The Mythologies of the Middle East: Part Two Victor Davis Hanson

https://victorhanson.com/the-mythologies-of-the-middle-east-part-two/

The Myth of “Proportionality”

As a general rule, in the long history of war, victory is found only by being disproportionate in the use of force. That is a truism so banal as to need little elaboration. When both sides are “proportionate” in their ability to harm their opponents, the result is either a bloody tactical deadlock such as at Verdun or the Somme, or an open strategic sore like Vietnam and Afghanistan, or decades-long “proportionate” killing such as the Peloponnesian War or Thirty Years’ War.

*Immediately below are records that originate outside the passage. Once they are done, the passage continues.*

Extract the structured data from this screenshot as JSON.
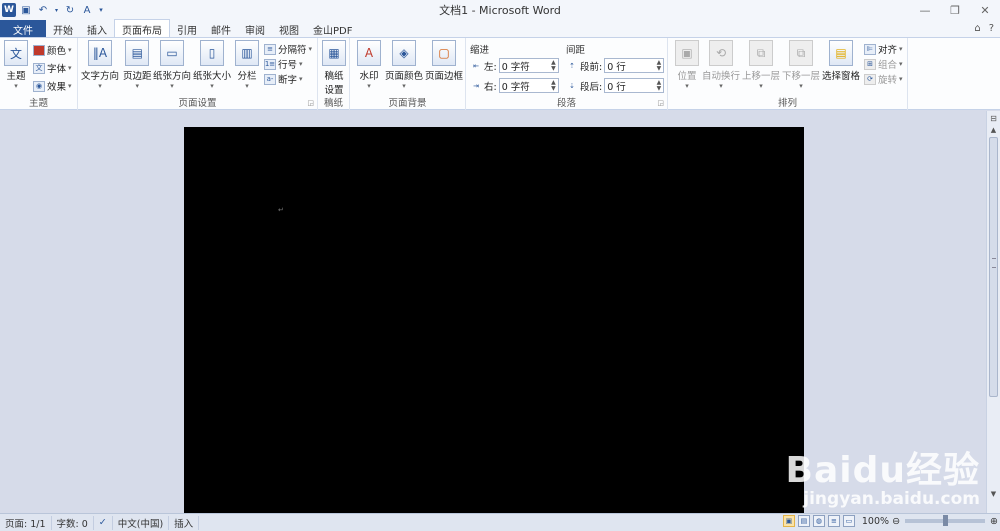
{
  "window": {
    "title": "文档1 - Microsoft Word",
    "app_icon": "W"
  },
  "qat": {
    "icons": [
      "save-icon",
      "undo-icon",
      "redo-icon",
      "format-painter-icon",
      "customize-icon"
    ]
  },
  "win_controls": {
    "minimize": "—",
    "restore": "❐",
    "close": "✕"
  },
  "tabs": [
    {
      "label": "文件"
    },
    {
      "label": "开始"
    },
    {
      "label": "插入"
    },
    {
      "label": "页面布局"
    },
    {
      "label": "引用"
    },
    {
      "label": "邮件"
    },
    {
      "label": "审阅"
    },
    {
      "label": "视图"
    },
    {
      "label": "金山PDF"
    }
  ],
  "tabrow_right": {
    "minimize_ribbon": "⌂",
    "help": "?"
  },
  "ribbon": {
    "theme": {
      "label": "主题",
      "themes_btn": "主题",
      "colors_btn": "颜色",
      "fonts_btn": "字体",
      "effects_btn": "效果"
    },
    "page_setup": {
      "label": "页面设置",
      "text_direction": "文字方向",
      "margins": "页边距",
      "orientation": "纸张方向",
      "size": "纸张大小",
      "columns": "分栏",
      "breaks": "分隔符",
      "line_numbers": "行号",
      "hyphenation": "断字"
    },
    "manuscript": {
      "label": "稿纸",
      "settings_line1": "稿纸",
      "settings_line2": "设置"
    },
    "page_background": {
      "label": "页面背景",
      "watermark": "水印",
      "page_color": "页面颜色",
      "page_borders": "页面边框"
    },
    "paragraph": {
      "label": "段落",
      "indent_head": "缩进",
      "spacing_head": "间距",
      "left_label": "左:",
      "left_value": "0 字符",
      "right_label": "右:",
      "right_value": "0 字符",
      "before_label": "段前:",
      "before_value": "0 行",
      "after_label": "段后:",
      "after_value": "0 行"
    },
    "arrange": {
      "label": "排列",
      "position": "位置",
      "wrap_text": "自动换行",
      "bring_forward": "上移一层",
      "send_backward": "下移一层",
      "selection_pane": "选择窗格",
      "align": "对齐",
      "group": "组合",
      "rotate": "旋转"
    }
  },
  "document": {
    "background_color": "#000000",
    "paragraph_mark": "↵"
  },
  "statusbar": {
    "page": "页面: 1/1",
    "words": "字数: 0",
    "language": "中文(中国)",
    "mode": "插入",
    "zoom": "100%"
  },
  "watermark": {
    "logo": "Baidu经验",
    "url": "jingyan.baidu.com"
  },
  "colors": {
    "accent": "#2b579a",
    "ribbon_bg": "#fcfdfe",
    "workspace_bg": "#d6dbe9"
  }
}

The whole point of Western aid to Ukraine apparently and logically is to allow it to harm Russia disproportionally, especially given the vast imbalance in resources, both human and material. The great tragedy of this horrific two-year war is the reality that Ukraine has only been able to achieve proportional success against Russia, as the current deadlocked map of the battle space attests.

Hamas began its war on October 7, seeking to achieve a disproportionate success; that is, to kill more Jewish civilians in any single day since the gas chambers at Auschwitz. It knew the Israelis possessed a disproportionate ability in strictly military terms to retaliate and do real damage to Hamas. But the Hamas terrorist leaders in turn assumed they had a disproportionate ability to appeal to the larger Muslim and Arab Middle East of 500 million people, as well as hundreds of millions of supporters in the old Third World as well as in the U.S. and Europe. Their logic was brutally simple: while the West, the UN, and the rest would for a moment deplore their tactics, Hamas assumed that privately they either would approve of the damage inflicted on Israelis or at least tolerate it and thus use their various levels of influence to restrain the Israeli response.

In other words, as Israelis sought to destroy Hamas through classical laws of a disproportionate response, Hamas sought to limit the Israeli tactical ability to do so by its own geostrategic disproportionate effort to galvanize Western leftists to force Jerusalem to call off the IDF and to send massive “humanitarian” aid to Gaza. Hamas was confident it would find solidarity with the Muslim Street and thus garner cash and weapons from the Middle East. And it could appeal to the anti-Western block of Russia, China, Iran, North Korea, Turkey, and assorted rogue regimes to offer them both public support and stealthy resupply. In general, the more thuggish the regime, the more likely it was to openly support Hamas.

So we are in a war of disproportionality: the Israelis rush to destroy Hamas tactically to the point it can never recombine to resume control of Gaza, while the Gazans seek to rev up their benefactors worldwide to force the Israelis to accept a ceasefire, after which Hamas will declare victory on the premise it committed the most heinous crimes against the Jewish people since 1945 and survived.

If all belligerents seek to obtain disproportionate and thus victorious strategies and tactics, why does the world seem to demand Israel alone be proportionate? Lots of reasons. It is a powerful Western country and thus supposedly should suffer from the Western Left’s postcolonial, postimperial guilt, especially in a war against the victimized “other.”

As a Jewish state, it suffers the added writ of anti-Semitism, as we saw after October 7th when the supposedly careful distinction between “Israeli” and “Jewish” suddenly disappeared, and pro-Hamas thugs began attacking Jewish-Americans with impunity.

In realpolitik, there are 500 million Middle Eastern Muslims and 11 million Jewish Israelis, so examine the eerie paradoxes. In the real world of geostrategic power, Israel is vastly outnumbered, at least in terms of population, collective GDP, and area. Yet because it fights individual Arab or Muslim entities successfully, it thus somehow is damned as a bully. In other words, the world sides against Israel in part because the numbers, the oil, and the terrorists are all on the other side, but somehow still fault Israel for ganging up on Hamas or Hezbollah because it proves much more adept than either. And so presto, the underdog is conveniently libeled as the overdog the moment it proves too lethal on the battlefield.